Full text loading...
-
Multi-dimensional Seismic Data Reconstruction via De-Aliased and De-Noise Cadzow Filtering
- Publisher: European Association of Geoscientists & Engineers
- Source: Conference Proceedings, 81st EAGE Conference and Exhibition 2019, Jun 2019, Volume 2019, p.1 - 5
Abstract
The Cadzow filtering is currently considered as one of the most effective approaches for seismic data reconstruction. The basic version of Cadzow filtering technique first realigns each frequency slice of the seismic data (to be reconstructed) to a block Hankel/Toeplitz matrix, and then implements a rank-reduction operator to the Hankel/Toeplitz matrix.

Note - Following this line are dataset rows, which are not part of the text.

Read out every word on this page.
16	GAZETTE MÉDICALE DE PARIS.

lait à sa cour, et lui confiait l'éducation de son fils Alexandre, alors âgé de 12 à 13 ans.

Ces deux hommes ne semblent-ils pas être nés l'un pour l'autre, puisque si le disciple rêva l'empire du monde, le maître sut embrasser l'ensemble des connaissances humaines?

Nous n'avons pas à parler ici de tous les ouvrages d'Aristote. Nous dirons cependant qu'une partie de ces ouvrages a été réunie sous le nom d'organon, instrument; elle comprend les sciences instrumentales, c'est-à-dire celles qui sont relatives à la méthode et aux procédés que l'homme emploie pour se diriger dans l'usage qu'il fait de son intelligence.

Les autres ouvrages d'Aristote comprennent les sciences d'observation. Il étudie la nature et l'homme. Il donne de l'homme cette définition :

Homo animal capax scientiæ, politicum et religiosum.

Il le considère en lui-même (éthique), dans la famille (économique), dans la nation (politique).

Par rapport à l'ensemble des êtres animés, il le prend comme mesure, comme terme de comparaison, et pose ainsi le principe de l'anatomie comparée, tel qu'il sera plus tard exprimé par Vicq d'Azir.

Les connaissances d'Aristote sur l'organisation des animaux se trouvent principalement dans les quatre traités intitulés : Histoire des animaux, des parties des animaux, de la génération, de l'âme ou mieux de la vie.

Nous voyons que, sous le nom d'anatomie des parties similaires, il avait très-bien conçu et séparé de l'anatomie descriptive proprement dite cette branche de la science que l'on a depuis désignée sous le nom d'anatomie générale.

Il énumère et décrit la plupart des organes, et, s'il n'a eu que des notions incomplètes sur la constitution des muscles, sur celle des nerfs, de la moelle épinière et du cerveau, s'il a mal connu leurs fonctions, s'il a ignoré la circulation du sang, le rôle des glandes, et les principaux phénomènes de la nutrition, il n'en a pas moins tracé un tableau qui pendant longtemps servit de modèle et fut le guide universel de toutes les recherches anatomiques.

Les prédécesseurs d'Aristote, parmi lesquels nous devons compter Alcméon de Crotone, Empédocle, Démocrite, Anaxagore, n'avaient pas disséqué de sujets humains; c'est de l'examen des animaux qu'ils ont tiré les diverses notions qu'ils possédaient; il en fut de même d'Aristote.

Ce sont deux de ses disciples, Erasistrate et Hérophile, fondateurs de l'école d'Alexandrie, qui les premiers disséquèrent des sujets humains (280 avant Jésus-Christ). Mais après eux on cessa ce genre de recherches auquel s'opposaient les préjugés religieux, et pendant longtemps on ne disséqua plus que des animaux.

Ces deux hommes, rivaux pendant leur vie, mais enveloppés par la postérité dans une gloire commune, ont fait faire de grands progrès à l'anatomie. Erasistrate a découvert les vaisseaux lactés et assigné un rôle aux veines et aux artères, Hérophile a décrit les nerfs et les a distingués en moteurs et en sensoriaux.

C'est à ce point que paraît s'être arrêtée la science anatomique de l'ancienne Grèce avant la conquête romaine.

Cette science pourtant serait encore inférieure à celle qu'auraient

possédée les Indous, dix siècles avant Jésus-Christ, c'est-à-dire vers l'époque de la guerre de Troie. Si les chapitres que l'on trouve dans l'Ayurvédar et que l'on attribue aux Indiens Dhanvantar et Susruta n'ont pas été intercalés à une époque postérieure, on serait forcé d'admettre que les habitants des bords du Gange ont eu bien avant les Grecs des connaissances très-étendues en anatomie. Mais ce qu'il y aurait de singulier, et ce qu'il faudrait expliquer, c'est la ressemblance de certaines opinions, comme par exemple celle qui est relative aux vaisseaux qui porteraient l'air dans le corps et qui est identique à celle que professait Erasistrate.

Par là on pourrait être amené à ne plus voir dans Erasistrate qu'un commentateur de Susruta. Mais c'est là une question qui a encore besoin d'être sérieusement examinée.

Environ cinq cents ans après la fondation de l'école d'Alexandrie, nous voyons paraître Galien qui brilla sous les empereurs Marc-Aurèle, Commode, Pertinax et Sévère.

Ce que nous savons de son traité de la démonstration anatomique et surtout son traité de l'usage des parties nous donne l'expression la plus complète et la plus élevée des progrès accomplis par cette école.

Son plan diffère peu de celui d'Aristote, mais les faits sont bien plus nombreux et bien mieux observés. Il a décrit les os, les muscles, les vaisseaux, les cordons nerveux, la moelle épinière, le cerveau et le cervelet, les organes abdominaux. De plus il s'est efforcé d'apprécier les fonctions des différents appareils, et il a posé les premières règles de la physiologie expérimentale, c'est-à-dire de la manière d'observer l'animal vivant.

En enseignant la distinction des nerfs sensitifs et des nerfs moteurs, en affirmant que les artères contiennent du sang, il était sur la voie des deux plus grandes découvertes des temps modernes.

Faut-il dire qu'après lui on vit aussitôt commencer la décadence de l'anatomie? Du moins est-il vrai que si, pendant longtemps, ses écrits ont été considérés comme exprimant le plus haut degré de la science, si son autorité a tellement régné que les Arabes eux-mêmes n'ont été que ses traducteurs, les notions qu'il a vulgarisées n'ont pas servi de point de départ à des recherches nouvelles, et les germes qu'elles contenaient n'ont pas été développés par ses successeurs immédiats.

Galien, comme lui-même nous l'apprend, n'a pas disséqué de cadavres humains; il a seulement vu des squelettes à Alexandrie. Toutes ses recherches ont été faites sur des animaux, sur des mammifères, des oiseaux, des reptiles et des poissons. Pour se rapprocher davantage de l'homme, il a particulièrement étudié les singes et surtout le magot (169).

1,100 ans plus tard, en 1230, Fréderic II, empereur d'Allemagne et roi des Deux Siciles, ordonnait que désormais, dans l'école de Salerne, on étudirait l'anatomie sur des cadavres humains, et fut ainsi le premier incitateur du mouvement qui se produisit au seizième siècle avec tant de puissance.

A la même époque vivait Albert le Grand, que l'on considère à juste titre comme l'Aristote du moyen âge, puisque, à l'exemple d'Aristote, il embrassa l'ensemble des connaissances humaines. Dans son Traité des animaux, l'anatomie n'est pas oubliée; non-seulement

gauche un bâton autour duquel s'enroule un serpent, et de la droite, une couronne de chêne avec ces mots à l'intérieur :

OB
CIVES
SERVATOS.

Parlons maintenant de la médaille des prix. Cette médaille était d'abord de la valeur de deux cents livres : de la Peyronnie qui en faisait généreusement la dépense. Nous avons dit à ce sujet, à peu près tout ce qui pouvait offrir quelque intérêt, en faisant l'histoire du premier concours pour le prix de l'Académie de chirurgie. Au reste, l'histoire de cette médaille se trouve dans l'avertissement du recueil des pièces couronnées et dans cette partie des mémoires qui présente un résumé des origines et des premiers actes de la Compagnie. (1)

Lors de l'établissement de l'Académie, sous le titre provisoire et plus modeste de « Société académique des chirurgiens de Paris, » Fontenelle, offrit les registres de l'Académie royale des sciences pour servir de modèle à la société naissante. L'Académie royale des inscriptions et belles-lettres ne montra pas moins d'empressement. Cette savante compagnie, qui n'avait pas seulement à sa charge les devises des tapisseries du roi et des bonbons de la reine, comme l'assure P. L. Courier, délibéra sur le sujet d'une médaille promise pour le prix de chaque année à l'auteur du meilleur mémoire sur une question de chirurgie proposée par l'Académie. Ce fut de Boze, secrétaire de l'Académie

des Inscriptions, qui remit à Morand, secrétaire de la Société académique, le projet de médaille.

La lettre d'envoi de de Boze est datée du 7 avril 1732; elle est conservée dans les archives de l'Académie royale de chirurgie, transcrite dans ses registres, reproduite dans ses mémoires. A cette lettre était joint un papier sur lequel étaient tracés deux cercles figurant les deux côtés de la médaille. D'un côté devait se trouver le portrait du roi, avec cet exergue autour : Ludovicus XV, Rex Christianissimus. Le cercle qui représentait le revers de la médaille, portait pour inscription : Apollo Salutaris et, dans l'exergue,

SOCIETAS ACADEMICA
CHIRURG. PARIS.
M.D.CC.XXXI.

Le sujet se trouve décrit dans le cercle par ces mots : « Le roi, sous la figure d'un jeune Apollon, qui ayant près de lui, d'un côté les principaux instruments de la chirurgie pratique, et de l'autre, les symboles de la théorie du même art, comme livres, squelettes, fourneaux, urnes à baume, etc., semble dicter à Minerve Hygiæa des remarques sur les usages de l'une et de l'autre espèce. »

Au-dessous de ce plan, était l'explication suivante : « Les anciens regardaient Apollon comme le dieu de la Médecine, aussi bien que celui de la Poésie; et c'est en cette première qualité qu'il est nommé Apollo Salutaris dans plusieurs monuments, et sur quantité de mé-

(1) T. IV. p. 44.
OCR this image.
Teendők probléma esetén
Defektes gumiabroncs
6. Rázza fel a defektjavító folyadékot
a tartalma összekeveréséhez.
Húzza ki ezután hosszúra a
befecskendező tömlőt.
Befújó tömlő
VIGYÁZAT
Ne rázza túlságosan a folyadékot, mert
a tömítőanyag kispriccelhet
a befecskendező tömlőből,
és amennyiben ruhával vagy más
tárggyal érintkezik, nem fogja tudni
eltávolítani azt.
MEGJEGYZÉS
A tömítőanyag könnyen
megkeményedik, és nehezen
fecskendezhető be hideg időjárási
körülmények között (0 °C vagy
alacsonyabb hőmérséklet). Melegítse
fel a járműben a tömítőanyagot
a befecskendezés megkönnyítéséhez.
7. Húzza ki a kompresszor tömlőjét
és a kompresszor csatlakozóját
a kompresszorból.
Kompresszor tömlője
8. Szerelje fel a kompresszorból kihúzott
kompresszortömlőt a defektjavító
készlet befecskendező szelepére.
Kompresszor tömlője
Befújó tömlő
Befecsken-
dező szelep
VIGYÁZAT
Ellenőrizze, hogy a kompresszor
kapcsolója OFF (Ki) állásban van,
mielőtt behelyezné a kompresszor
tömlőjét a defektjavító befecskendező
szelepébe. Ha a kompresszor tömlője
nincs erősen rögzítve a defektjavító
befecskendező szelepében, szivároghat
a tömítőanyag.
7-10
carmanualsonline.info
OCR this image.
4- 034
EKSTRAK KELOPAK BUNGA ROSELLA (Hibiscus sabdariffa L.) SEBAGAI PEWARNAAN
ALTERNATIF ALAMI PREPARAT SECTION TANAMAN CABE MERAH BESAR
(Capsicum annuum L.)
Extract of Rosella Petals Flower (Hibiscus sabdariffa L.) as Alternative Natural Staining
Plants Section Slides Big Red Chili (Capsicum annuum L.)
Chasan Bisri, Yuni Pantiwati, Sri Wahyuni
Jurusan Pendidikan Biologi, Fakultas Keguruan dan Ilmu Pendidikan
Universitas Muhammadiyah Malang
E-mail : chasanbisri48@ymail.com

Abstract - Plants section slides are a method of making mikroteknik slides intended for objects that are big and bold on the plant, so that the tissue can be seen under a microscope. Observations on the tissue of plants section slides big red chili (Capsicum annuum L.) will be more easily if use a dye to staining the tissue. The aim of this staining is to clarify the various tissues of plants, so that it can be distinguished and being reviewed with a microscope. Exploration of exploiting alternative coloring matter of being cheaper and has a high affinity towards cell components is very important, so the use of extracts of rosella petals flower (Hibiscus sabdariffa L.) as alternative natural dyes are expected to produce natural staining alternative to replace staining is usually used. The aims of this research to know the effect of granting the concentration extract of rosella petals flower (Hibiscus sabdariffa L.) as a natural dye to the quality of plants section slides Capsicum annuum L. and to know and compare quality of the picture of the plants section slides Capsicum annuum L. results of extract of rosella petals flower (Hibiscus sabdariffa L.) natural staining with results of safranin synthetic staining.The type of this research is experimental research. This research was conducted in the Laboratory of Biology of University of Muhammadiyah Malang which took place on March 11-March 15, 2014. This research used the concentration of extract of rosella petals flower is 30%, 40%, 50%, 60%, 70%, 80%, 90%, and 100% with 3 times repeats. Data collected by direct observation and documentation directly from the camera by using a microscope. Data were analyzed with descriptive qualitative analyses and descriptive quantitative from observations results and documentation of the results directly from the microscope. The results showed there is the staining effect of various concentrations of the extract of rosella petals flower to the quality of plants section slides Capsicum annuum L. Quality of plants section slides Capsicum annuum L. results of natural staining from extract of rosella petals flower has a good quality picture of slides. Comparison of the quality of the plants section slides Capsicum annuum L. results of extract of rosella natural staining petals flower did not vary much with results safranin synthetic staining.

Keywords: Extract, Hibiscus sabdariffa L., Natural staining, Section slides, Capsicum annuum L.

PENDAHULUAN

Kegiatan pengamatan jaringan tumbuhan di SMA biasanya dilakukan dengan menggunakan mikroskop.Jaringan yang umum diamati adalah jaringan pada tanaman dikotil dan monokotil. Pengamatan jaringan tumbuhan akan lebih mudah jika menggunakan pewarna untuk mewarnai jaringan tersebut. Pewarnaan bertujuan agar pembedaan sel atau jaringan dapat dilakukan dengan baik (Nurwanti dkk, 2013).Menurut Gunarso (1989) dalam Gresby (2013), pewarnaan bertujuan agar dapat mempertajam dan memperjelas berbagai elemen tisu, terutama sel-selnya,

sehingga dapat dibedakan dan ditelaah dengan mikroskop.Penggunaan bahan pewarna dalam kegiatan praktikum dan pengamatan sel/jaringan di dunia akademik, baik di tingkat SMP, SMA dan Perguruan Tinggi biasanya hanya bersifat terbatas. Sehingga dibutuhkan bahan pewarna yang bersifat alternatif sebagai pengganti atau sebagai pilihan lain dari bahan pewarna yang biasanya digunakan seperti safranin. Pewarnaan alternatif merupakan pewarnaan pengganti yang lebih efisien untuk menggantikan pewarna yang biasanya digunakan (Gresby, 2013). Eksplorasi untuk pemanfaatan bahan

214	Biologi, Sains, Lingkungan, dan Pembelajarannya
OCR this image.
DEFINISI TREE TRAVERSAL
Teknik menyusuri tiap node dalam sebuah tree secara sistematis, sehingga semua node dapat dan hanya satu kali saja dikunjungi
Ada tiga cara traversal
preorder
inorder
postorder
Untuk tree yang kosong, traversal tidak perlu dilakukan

However, the basic Cadzow filtering cannot deal with the problem of recovering regularly missed data (up-sampling) because of the strong aliasing energy, since the regularly missed data will mix with signals in the singular spectrum. This problem can be solved by following the idea of Spitz's method. Therefore, We propose a new Cadzow filtering for reconstructing regularly missed seismic data, in which the high-frequency components are projected onto the sub-space spanned by several singular vectors of the low-frequency components. The reconstruction of each frequency component is involved in an iteration pattern where the filtered data at each stage of the iteration are weighted to the original data as a feedback. The weighting factor is related to the background noise level and changes with iteration. The feasibility of the proposed technique is validated via a 3D pre-stack field data example in this abstract.